In 1953 he got a post-polio syndrome on top of the discomfort he already had to deal with. He worked closely with many well known therapists, among them Jay Haley, Gregory Bateson, Margaret Mead. John Grinder and Richard Bandler, who created neuro-linguistic programming (NLP) and analysed and used Erickson's hypnotic language patterns for that. My friend John is one of those methods, as I explained in earlier posts already.

As maybe you could tell from my, this post here already, there are many stories around Erickson. Even if I spend the next posts to tell some of those, it would take some time. Erickson was a genius story teller. But he didn't just tell stories for entertainment, but to help and heal in an indirect way.

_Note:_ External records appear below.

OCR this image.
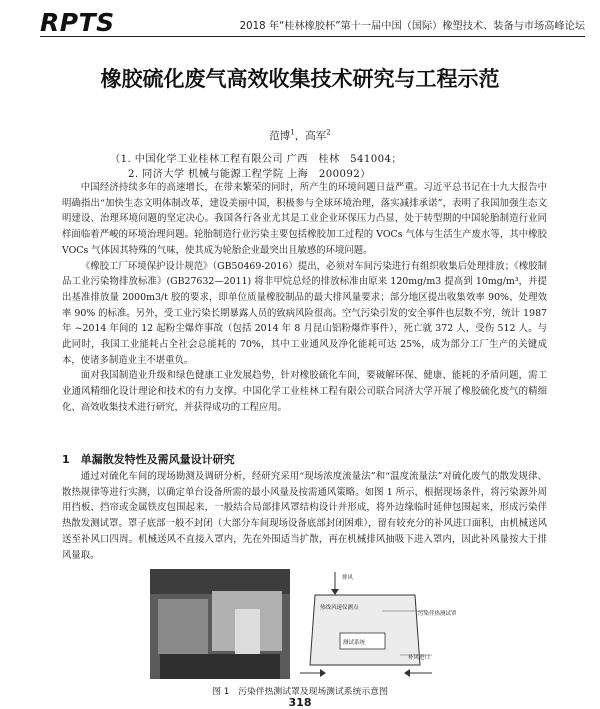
RPTS	2018 年“桂林橡胶杯”第十一届中国（国际）橡塑技术、装备与市场高峰论坛
橡胶硫化废气高效收集技术研究与工程示范
范博$^1$，高军$^2$
（1. 中国化学工业桂林工程有限公司 广西　桂林　541004；
2. 同济大学 机械与能源工程学院 上海　200092）

中国经济持续多年的高速增长，在带来繁荣的同时，所产生的环境问题日益严重。习近平总书记在十九大报告中明确指出“加快生态文明体制改革，建设美丽中国，积极参与全球环境治理，落实减排承诺”，表明了我国加强生态文明建设、治理环境问题的坚定决心。我国各行各业尤其是工业企业环保压力凸显，处于转型期的中国轮胎制造行业同样面临着严峻的环境治理问题。轮胎制造行业污染主要包括橡胶加工过程的 VOCs 气体与生活生产废水等，其中橡胶 VOCs 气体因其特殊的气味，使其成为轮胎企业最突出且敏感的环境问题。

《橡胶工厂环境保护设计规范》（GB50469-2016）提出，必须对车间污染进行有组织收集后处理排放；《橡胶制品工业污染物排放标准》(GB27632—2011) 将非甲烷总烃的排放标准由原来 120mg/m3 提高到 10mg/m³，并提出基准排放量 2000m3/t 胶的要求，即单位质量橡胶制品的最大排风量要求；部分地区提出收集效率 90%、处理效率 90% 的标准。另外，受工业污染长期暴露人员的致病风险很高。空气污染引发的安全事件也层数不穷，统计 1987 年 ~2014 年间的 12 起粉尘爆炸事故（包括 2014 年 8 月昆山铝粉爆炸事件），死亡就 372 人，受伤 512 人。与此同时，我国工业能耗占全社会总能耗的 70%，其中工业通风及净化能耗可达 25%，成为部分工厂生产的关键成本，使诸多制造业主不堪重负。

面对我国制造业升级和绿色健康工业发展趋势，针对橡胶硫化车间，要破解环保、健康、能耗的矛盾问题，需工业通风精细化设计理论和技术的有力支撑。中国化学工业桂林工程有限公司联合同济大学开展了橡胶硫化废气的精细化、高效收集技术进行研究，并获得成功的工程应用。

1　单漏散发特性及需风量设计研究

通过对硫化车间的现场勘测及调研分析，经研究采用“现场浓度流量法”和“温度流量法”对硫化废气的散发规律、散热规律等进行实测，以确定单台设备所需的最小风量及按需通风策略。如图 1 所示，根据现场条件，将污染源外周用挡板、挡帘或金属铁皮包围起来，一般结合局部排风罩结构设计并形成，将外边缘临时延伸包围起来，形成污染伴热散发测试罩。罩子底部一般不封闭（大部分车间现场设备底部封闭困难），留有较充分的补风进口面积，由机械送风送至补风口四周。机械送风不直接入罩内，先在外围适当扩散，再在机械排风抽吸下进入罩内，因此补风量按大于排风量取。

热线风速仪测点
排风
污染伴热测试罩
补风进口
测试系统
图 1　污染伴热测试罩及现场测试系统示意图
318
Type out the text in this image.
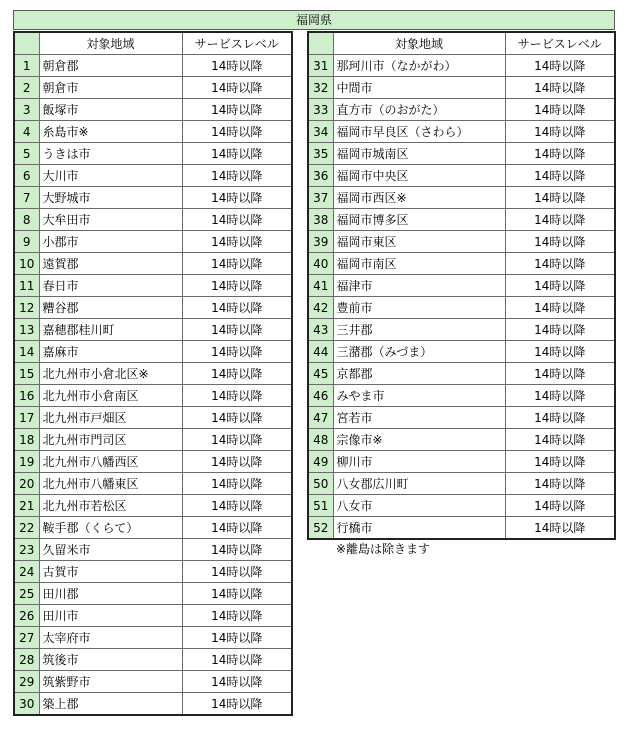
福岡県
	対象地域	サービスレベル
1	朝倉郡	14時以降
2	朝倉市	14時以降
3	飯塚市	14時以降
4	糸島市※	14時以降
5	うきは市	14時以降
6	大川市	14時以降
7	大野城市	14時以降
8	大牟田市	14時以降
9	小郡市	14時以降
10	遠賀郡	14時以降
11	春日市	14時以降
12	糟谷郡	14時以降
13	嘉穂郡桂川町	14時以降
14	嘉麻市	14時以降
15	北九州市小倉北区※	14時以降
16	北九州市小倉南区	14時以降
17	北九州市戸畑区	14時以降
18	北九州市門司区	14時以降
19	北九州市八幡西区	14時以降
20	北九州市八幡東区	14時以降
21	北九州市若松区	14時以降
22	鞍手郡（くらて）	14時以降
23	久留米市	14時以降
24	古賀市	14時以降
25	田川郡	14時以降
26	田川市	14時以降
27	太宰府市	14時以降
28	筑後市	14時以降
29	筑紫野市	14時以降
30	築上郡	14時以降
	対象地域	サービスレベル
31	那珂川市（なかがわ）	14時以降
32	中間市	14時以降
33	直方市（のおがた）	14時以降
34	福岡市早良区（さわら）	14時以降
35	福岡市城南区	14時以降
36	福岡市中央区	14時以降
37	福岡市西区※	14時以降
38	福岡市博多区	14時以降
39	福岡市東区	14時以降
40	福岡市南区	14時以降
41	福津市	14時以降
42	豊前市	14時以降
43	三井郡	14時以降
44	三潴郡（みづま）	14時以降
45	京都郡	14時以降
46	みやま市	14時以降
47	宮若市	14時以降
48	宗像市※	14時以降
49	柳川市	14時以降
50	八女郡広川町	14時以降
51	八女市	14時以降
52	行橋市	14時以降
※離島は除きます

Many people then and now know Erickson from his older days when he was half paralysed in a wheel-chair, hard of hearing, had double vision and suffered from chronic pain. It's impressive to see him even in short youtube videos. Even in those you can sense he was full of lust for life and energy of life although (or maybe because?) he suffered so much. I think, his obvious physical problems made him more believeable for his patients. Who would you believe more readily, when he tells you that pain control is possible: a seemingly young, healthy, energetic doctor, or a sickly elderly man in a wheel-chair? ;-)

These are only a very few aspects of Erickson's life and work. Many stories and aspects I know and thought of as I wrote this, I left out. One single post isn't enough by far.

If you're interested in learning more about Erickson, I can warmly recommend to read Sidney Rosen's collection of Erickson stories My Voice Will Go with You: The Teaching Tales of Milton H. Erickson. If you want to get a glimps of what Erickson was like with his students, I recommend his 5-days-seminar, which his student Jeffrey Zeig recorded. The written version of that is published under the title A Teaching Seminar With Milton H. Erickson. If you have further questions or want more suggestions, just write to me. For now this will be it about Erickson. But I'm sure this won't be the last post, where I'll mention him.